[open] JASP: Some questions about multiple linear regression
I have some questions about multiple linear regressions in JASP.
My first question is about the difference between the Forward and the Stepwise method for entering predictors in a multiple linear regression. I found the following in the Help documentation:
- Forward: Predictors are entered sequentially based on the criterion specified in "Stepping method criteria".
- Stepwise: Predictors are entered sequentially based on the criterion specified in "Stepping method criteria"; after each step, the least useful predictor is removed.
Does this mean that in a forward model it is theoretically possible to end up with a model containing all variables that were entered in the box
Covariates, whereas with a stepwise model the maximum number of predictors that can be included in the model is the total number of Covariates - 1?
I was also wondering whether someone has advice about which of the four methods (Enter, Forward, Backward or Stepwise) is 'best' for students that are using multiple linear regression for the first time. In JASP, the default is "Enter", does this mean that this is the safest/easiest option?
Also, I found the following discussion on github:
Do I understand correctly that theory-driven entering of predictors is not yet possible, but might be added in the future?
My final question is about interactions. There is no option to include interactions in multiple linear regression analyses yet, is there? As a work-around, if it turns out that some of my students want to test for interactions, could I advise them to manually add a column containing the multiplication of the values from two predictors? Or is there something wrong with this method?
Any help would be very appreciated!!
Sorry for the delayed response.
With respect to your question about forward/stepwise regression:
Yes, when you apply the forward method, it is theoretically possible to end up with a model that contains all variables. However, I think, that this is also possible when using the stepwise method.

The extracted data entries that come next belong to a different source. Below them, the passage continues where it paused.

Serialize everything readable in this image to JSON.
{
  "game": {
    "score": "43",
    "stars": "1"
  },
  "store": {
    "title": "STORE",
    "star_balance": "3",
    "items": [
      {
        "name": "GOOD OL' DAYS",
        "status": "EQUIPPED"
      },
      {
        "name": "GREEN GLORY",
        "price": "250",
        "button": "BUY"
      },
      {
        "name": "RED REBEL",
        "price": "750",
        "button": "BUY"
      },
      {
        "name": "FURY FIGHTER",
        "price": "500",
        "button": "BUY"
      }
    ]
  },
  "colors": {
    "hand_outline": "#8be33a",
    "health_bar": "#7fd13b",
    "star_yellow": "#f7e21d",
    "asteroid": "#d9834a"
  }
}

For the stepwise procedure, each time a variable is entered into the model, a removal test is made for the least useful predictor. If this test indicates that the predictor is not useful anymore, it is removed.
However, it might be the case that this removal test never suggests to remove a predictor (of course, this depends on the removal criterion you specify which in JASP can be done under "Options->Stepping Method Criteria").
With respect to the question about which of the four methods (Enter, Forward, Backward or Stepwise) is "best" for students that are using multiple regression for the first time:
In my opinion, it is easiest and safest to use the "Enter" method, because it is immediately clear which variables will be in the model, namely the ones that the student selects.
Furthermore, as Andy Field writes in "Discovering Statistics Using R": "Stepwise regressions are generally frowned upon by statisticians" ("stepwise" includes Forward, Backward, and
Stepwise). There are a number of articles about issues with these stepwise methods, for a short list of issues see: stata.com/support/faqs/statistics/stepwise-regression-problems/
With respect to your question about theory-driven entering of predictors:
Theory-driven entering of predictors is at the moment possible in the sense that you can select the variables that you think should be in the model and then enter them to obtain the results for that
model. What is not possible at the moment is to enter the variables in blocks (which some people call hierarchical regression).
With respect to your question about interactions:
It is possible to include them in a linear regression model in JASP already. The way to do this is to go to the "Model" tab and then select all variables that should be part of the interaction term by pressing "control" (on a Mac, I think, it is "command") and then clicking the relevant variables. Finally, you need to press on the arrow pointing to the right (i.e., pointing to "Model Terms"). Note that, at the moment, this only works when the Enter method is used.
Also your suggested work-around (i.e., multiplying the values from the two predictors to form a new column) will work.